This is an Official Review by an Eye On Romance Official Reviewer
for In Pursuit of Miss Eliza Cynster: A Cynster Novel
Date of Review: 08/20/11
Despite the safeguards her family has put in place, Eliza Cynster is kidnapped right out from under their protection during an event in her family’s home. Waking up in a coach headed north into Scotland, Eliza soon realizes that the same people involved with the earlier kidnapping of her older sister must be responsible for her capture as well, and she quickly begins to think of how to outsmart them. Her options limited, Eliza does manage to catch the attention of one person as the coach speeds northward.
Jeremy Carling is an expert in ancient languages and documents, a scholar who spends most of this time sequestered in libraries and museums. Having spent most of his adulthood in that role, he has recently come to realize that he’s missing out on family life, and is wondering how to resolve that thorny issue when he passes Eliza’s coach. He’s vaguely familiar with Eliza, and recognizes that she was trying to signal him. He quickly organizes a rescue, but things don’t go as well as planned and soon Eliza and Jeremy are on their own trying to get back to England.
As Jeremy and Eliza travel, they encounter obstacle after obstacle, from physical limitations to bad guys hot on their trail. As they trek over mountains and ford rushing rivers, Eliza reevaluates who she is and what she is capable of, and realizes she’s not as delicate as she has always thought. The pair is pursued relentlessly as they try to make their way to safety, and Jeremy seems to excel at reading maps while driving a racing cart and horse through narrow, windy dirt paths. And once the couple does make it to safe ground, how will they deal with the implications of having spent so much time alone, clearly in violation of society’s strict boundaries for behavior?

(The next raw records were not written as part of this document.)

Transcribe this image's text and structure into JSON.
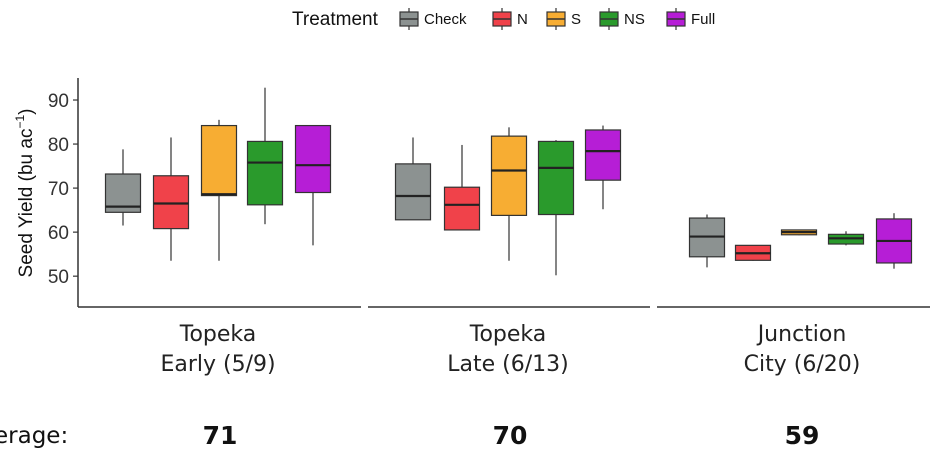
{
  "chart_data": {
    "type": "box",
    "legend": {
      "title": "Treatment",
      "position": "top",
      "entries": [
        {
          "label": "Check",
          "color": "#8c9291"
        },
        {
          "label": "N",
          "color": "#f0424a"
        },
        {
          "label": "S",
          "color": "#f7ad33"
        },
        {
          "label": "NS",
          "color": "#2a9a2c"
        },
        {
          "label": "Full",
          "color": "#b61ed6"
        }
      ]
    },
    "ylabel": "Seed Yield (bu ac",
    "ylabel_sup": "−1",
    "ylabel_close": ")",
    "ylim": [
      43,
      95
    ],
    "yticks": [
      "50",
      "60",
      "70",
      "80",
      "90"
    ],
    "grid": false,
    "panels": [
      {
        "label_line1": "Topeka",
        "label_line2": "Early (5/9)",
        "average": "71",
        "boxes": [
          {
            "treatment": "Check",
            "min": 61.5,
            "q1": 64.5,
            "median": 65.8,
            "q3": 73.2,
            "max": 78.8
          },
          {
            "treatment": "N",
            "min": 53.5,
            "q1": 60.8,
            "median": 66.5,
            "q3": 72.8,
            "max": 81.5
          },
          {
            "treatment": "S",
            "min": 53.5,
            "q1": 68.3,
            "median": 68.6,
            "q3": 84.2,
            "max": 85.5
          },
          {
            "treatment": "NS",
            "min": 61.8,
            "q1": 66.2,
            "median": 75.8,
            "q3": 80.6,
            "max": 92.8
          },
          {
            "treatment": "Full",
            "min": 57.0,
            "q1": 69.0,
            "median": 75.2,
            "q3": 84.2,
            "max": 84.2
          }
        ]
      },
      {
        "label_line1": "Topeka",
        "label_line2": "Late (6/13)",
        "average": "70",
        "boxes": [
          {
            "treatment": "Check",
            "min": 62.8,
            "q1": 62.8,
            "median": 68.2,
            "q3": 75.5,
            "max": 81.5
          },
          {
            "treatment": "N",
            "min": 60.5,
            "q1": 60.5,
            "median": 66.2,
            "q3": 70.2,
            "max": 79.8
          },
          {
            "treatment": "S",
            "min": 53.5,
            "q1": 63.8,
            "median": 74.0,
            "q3": 81.8,
            "max": 83.8
          },
          {
            "treatment": "NS",
            "min": 50.2,
            "q1": 64.0,
            "median": 74.6,
            "q3": 80.6,
            "max": 80.9
          },
          {
            "treatment": "Full",
            "min": 65.2,
            "q1": 71.8,
            "median": 78.4,
            "q3": 83.2,
            "max": 84.2
          }
        ]
      },
      {
        "label_line1": "Junction",
        "label_line2": "City (6/20)",
        "average": "59",
        "boxes": [
          {
            "treatment": "Check",
            "min": 52.0,
            "q1": 54.4,
            "median": 59.0,
            "q3": 63.2,
            "max": 64.0
          },
          {
            "treatment": "N",
            "min": 53.5,
            "q1": 53.6,
            "median": 55.2,
            "q3": 57.0,
            "max": 57.0
          },
          {
            "treatment": "S",
            "min": 59.3,
            "q1": 59.4,
            "median": 60.0,
            "q3": 60.5,
            "max": 60.6
          },
          {
            "treatment": "NS",
            "min": 57.0,
            "q1": 57.3,
            "median": 58.6,
            "q3": 59.5,
            "max": 60.2
          },
          {
            "treatment": "Full",
            "min": 51.7,
            "q1": 53.0,
            "median": 58.0,
            "q3": 63.0,
            "max": 64.3
          }
        ]
      }
    ],
    "average_label": "erage:"
  }
}
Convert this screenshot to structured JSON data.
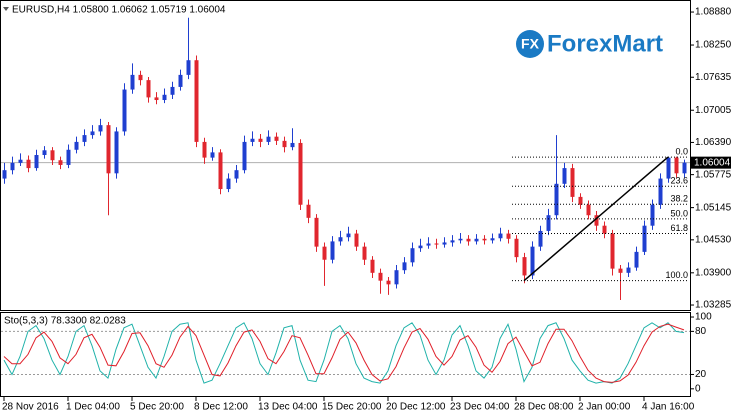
{
  "logo": {
    "icon": "FX",
    "text": "ForexMart"
  },
  "chart_data": [
    {
      "type": "candlestick",
      "title": "EURUSD,H4 1.05800 1.06062 1.05719 1.06004",
      "categories": [
        "28 Nov 2016",
        null,
        null,
        null,
        null,
        null,
        null,
        null,
        "1 Dec 04:00",
        null,
        null,
        null,
        null,
        null,
        null,
        null,
        "5 Dec 20:00",
        null,
        null,
        null,
        null,
        null,
        null,
        null,
        "8 Dec 12:00",
        null,
        null,
        null,
        null,
        null,
        null,
        null,
        "13 Dec 04:00",
        null,
        null,
        null,
        null,
        null,
        null,
        null,
        "15 Dec 20:00",
        null,
        null,
        null,
        null,
        null,
        null,
        null,
        "20 Dec 12:00",
        null,
        null,
        null,
        null,
        null,
        null,
        null,
        "23 Dec 04:00",
        null,
        null,
        null,
        null,
        null,
        null,
        null,
        "28 Dec 08:00",
        null,
        null,
        null,
        null,
        null,
        null,
        null,
        "2 Jan 00:00",
        null,
        null,
        null,
        null,
        null,
        null,
        null,
        "4 Jan 16:00",
        null,
        null,
        null,
        null,
        null
      ],
      "open": [
        1.057,
        1.0586,
        1.06,
        1.0606,
        1.059,
        1.0615,
        1.0624,
        1.0605,
        1.0596,
        1.0625,
        1.064,
        1.0653,
        1.066,
        1.0672,
        1.058,
        1.066,
        1.074,
        1.0768,
        1.0758,
        1.0725,
        1.072,
        1.073,
        1.0745,
        1.0768,
        1.0796,
        1.064,
        1.061,
        1.062,
        1.055,
        1.057,
        1.0586,
        1.064,
        1.0646,
        1.064,
        1.065,
        1.0642,
        1.063,
        1.0638,
        1.052,
        1.0495,
        1.044,
        1.0415,
        1.045,
        1.0458,
        1.0465,
        1.044,
        1.0415,
        1.039,
        1.0375,
        1.0368,
        1.0395,
        1.041,
        1.0437,
        1.0442,
        1.0446,
        1.0444,
        1.0448,
        1.0452,
        1.0455,
        1.045,
        1.0455,
        1.0452,
        1.0456,
        1.0465,
        1.0455,
        1.042,
        1.0385,
        1.044,
        1.047,
        1.05,
        1.056,
        1.059,
        1.0535,
        1.052,
        1.05,
        1.048,
        1.0465,
        1.0398,
        1.039,
        1.04,
        1.043,
        1.048,
        1.052,
        1.057,
        1.061,
        1.058
      ],
      "high": [
        1.06,
        1.0612,
        1.0618,
        1.0614,
        1.0625,
        1.0632,
        1.063,
        1.0612,
        1.0635,
        1.065,
        1.0664,
        1.0672,
        1.0684,
        1.0678,
        1.0668,
        1.0752,
        1.079,
        1.0776,
        1.0764,
        1.0735,
        1.0742,
        1.0755,
        1.0778,
        1.0877,
        1.0805,
        1.0648,
        1.063,
        1.0626,
        1.058,
        1.0596,
        1.0652,
        1.066,
        1.0655,
        1.0662,
        1.0658,
        1.065,
        1.0666,
        1.0645,
        1.053,
        1.0502,
        1.0448,
        1.046,
        1.047,
        1.0478,
        1.0472,
        1.0448,
        1.0422,
        1.0398,
        1.0382,
        1.0405,
        1.042,
        1.0448,
        1.0455,
        1.0458,
        1.0455,
        1.0458,
        1.0462,
        1.0466,
        1.0462,
        1.0464,
        1.0462,
        1.0465,
        1.0476,
        1.0472,
        1.0462,
        1.0428,
        1.045,
        1.048,
        1.0512,
        1.0653,
        1.06,
        1.0598,
        1.0542,
        1.0528,
        1.0508,
        1.0488,
        1.0472,
        1.0405,
        1.041,
        1.044,
        1.049,
        1.053,
        1.058,
        1.0612,
        1.0612,
        1.06062
      ],
      "low": [
        1.056,
        1.0578,
        1.0594,
        1.0582,
        1.0585,
        1.0608,
        1.0596,
        1.0588,
        1.059,
        1.0618,
        1.0632,
        1.0646,
        1.0652,
        1.05,
        1.057,
        1.0652,
        1.0732,
        1.0748,
        1.0715,
        1.0712,
        1.0714,
        1.0722,
        1.0738,
        1.076,
        1.063,
        1.0598,
        1.0604,
        1.054,
        1.0544,
        1.0562,
        1.058,
        1.0632,
        1.063,
        1.0634,
        1.0634,
        1.062,
        1.0624,
        1.051,
        1.0485,
        1.043,
        1.0365,
        1.0408,
        1.0442,
        1.045,
        1.0432,
        1.0405,
        1.038,
        1.035,
        1.0348,
        1.036,
        1.0388,
        1.0402,
        1.043,
        1.0436,
        1.0436,
        1.0438,
        1.044,
        1.0446,
        1.0442,
        1.0444,
        1.0444,
        1.0446,
        1.045,
        1.0446,
        1.041,
        1.037,
        1.0378,
        1.0432,
        1.0462,
        1.0492,
        1.0552,
        1.0525,
        1.0512,
        1.0492,
        1.047,
        1.0456,
        1.0385,
        1.0338,
        1.0382,
        1.0394,
        1.0424,
        1.0472,
        1.0512,
        1.0562,
        1.0572,
        1.05719
      ],
      "close": [
        1.0586,
        1.06,
        1.0606,
        1.059,
        1.0615,
        1.0624,
        1.0605,
        1.0596,
        1.0625,
        1.064,
        1.0653,
        1.066,
        1.0672,
        1.058,
        1.066,
        1.074,
        1.0768,
        1.0758,
        1.0725,
        1.072,
        1.073,
        1.0745,
        1.0768,
        1.0796,
        1.064,
        1.061,
        1.062,
        1.055,
        1.057,
        1.0586,
        1.064,
        1.0646,
        1.064,
        1.065,
        1.0642,
        1.063,
        1.0638,
        1.052,
        1.0495,
        1.044,
        1.0415,
        1.045,
        1.0458,
        1.0465,
        1.044,
        1.0415,
        1.039,
        1.0375,
        1.0368,
        1.0395,
        1.041,
        1.0437,
        1.0442,
        1.0446,
        1.0444,
        1.0448,
        1.0452,
        1.0455,
        1.045,
        1.0455,
        1.0452,
        1.0456,
        1.0465,
        1.0455,
        1.042,
        1.0385,
        1.044,
        1.047,
        1.05,
        1.056,
        1.059,
        1.0535,
        1.052,
        1.05,
        1.048,
        1.0465,
        1.0398,
        1.039,
        1.04,
        1.043,
        1.048,
        1.052,
        1.057,
        1.061,
        1.058,
        1.06004
      ],
      "up_color": "#1f3fd0",
      "down_color": "#e0262e",
      "ylim": [
        1.0319,
        1.0911
      ],
      "yticks": [
        {
          "value": 1.0888,
          "label": "1.08880"
        },
        {
          "value": 1.0825,
          "label": "1.08250"
        },
        {
          "value": 1.07635,
          "label": "1.07635"
        },
        {
          "value": 1.07005,
          "label": "1.07005"
        },
        {
          "value": 1.0639,
          "label": "1.06390"
        },
        {
          "value": 1.05775,
          "label": "1.05775"
        },
        {
          "value": 1.05145,
          "label": "1.05145"
        },
        {
          "value": 1.0453,
          "label": "1.04530"
        },
        {
          "value": 1.039,
          "label": "1.03900"
        },
        {
          "value": 1.03285,
          "label": "1.03285"
        }
      ],
      "last_price": {
        "value": 1.06004,
        "label": "1.06004"
      },
      "fibo": {
        "high": 1.0611,
        "low": 1.0375,
        "levels": [
          {
            "value": 0,
            "label": "0.0"
          },
          23.6,
          38.2,
          {
            "value": 50,
            "label": "50.0"
          },
          61.8,
          {
            "value": 100,
            "label": "100.0"
          }
        ]
      }
    },
    {
      "type": "line",
      "title": "Sto(5,3,3) 78.3300 82.0283",
      "series": [
        {
          "color": "#20b2aa",
          "values": [
            40,
            20,
            45,
            80,
            88,
            70,
            40,
            20,
            45,
            80,
            88,
            60,
            25,
            15,
            55,
            85,
            90,
            60,
            30,
            15,
            45,
            80,
            90,
            92,
            40,
            8,
            12,
            35,
            60,
            85,
            92,
            70,
            35,
            20,
            50,
            85,
            88,
            40,
            12,
            10,
            40,
            80,
            88,
            70,
            35,
            15,
            10,
            8,
            25,
            60,
            85,
            92,
            75,
            40,
            20,
            40,
            75,
            88,
            60,
            25,
            15,
            30,
            70,
            90,
            55,
            10,
            30,
            70,
            88,
            92,
            70,
            40,
            25,
            12,
            8,
            10,
            8,
            15,
            35,
            60,
            85,
            92,
            85,
            92,
            80,
            78.33
          ]
        },
        {
          "color": "#e0202a",
          "values": [
            45,
            35,
            35,
            48,
            71,
            79,
            66,
            43,
            35,
            48,
            71,
            76,
            58,
            33,
            32,
            52,
            77,
            78,
            60,
            35,
            30,
            47,
            72,
            87,
            74,
            47,
            20,
            18,
            36,
            60,
            79,
            82,
            66,
            42,
            35,
            52,
            74,
            71,
            47,
            21,
            21,
            43,
            69,
            79,
            64,
            40,
            20,
            11,
            14,
            31,
            57,
            79,
            84,
            69,
            45,
            33,
            45,
            68,
            74,
            58,
            33,
            23,
            38,
            63,
            72,
            52,
            32,
            37,
            63,
            83,
            83,
            67,
            45,
            26,
            15,
            10,
            9,
            11,
            19,
            37,
            60,
            79,
            87,
            90,
            86,
            82.03
          ]
        }
      ],
      "ylim": [
        -10,
        107
      ],
      "yticks": [
        100,
        80,
        20,
        0
      ],
      "levels": [
        80,
        20
      ]
    }
  ]
}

A predictable and often uninspiring plot along with gaping holes in the story make In Pursuit of Eliza Cynster a tedious read at times. Jeremy and Eliza spend days trekking through the hills of England, yet when they finally reach their destination, they haven’t had time to talk and get to know each other. Love scenes are written in a pattern of short, repetitive bursts of sentences, likely meant to add a sense of urgency, but instead the structure takes away from the sensuality of the moment. The basic idea of the story is interesting and should make for good reading; unfortunately the book falls short of its potential.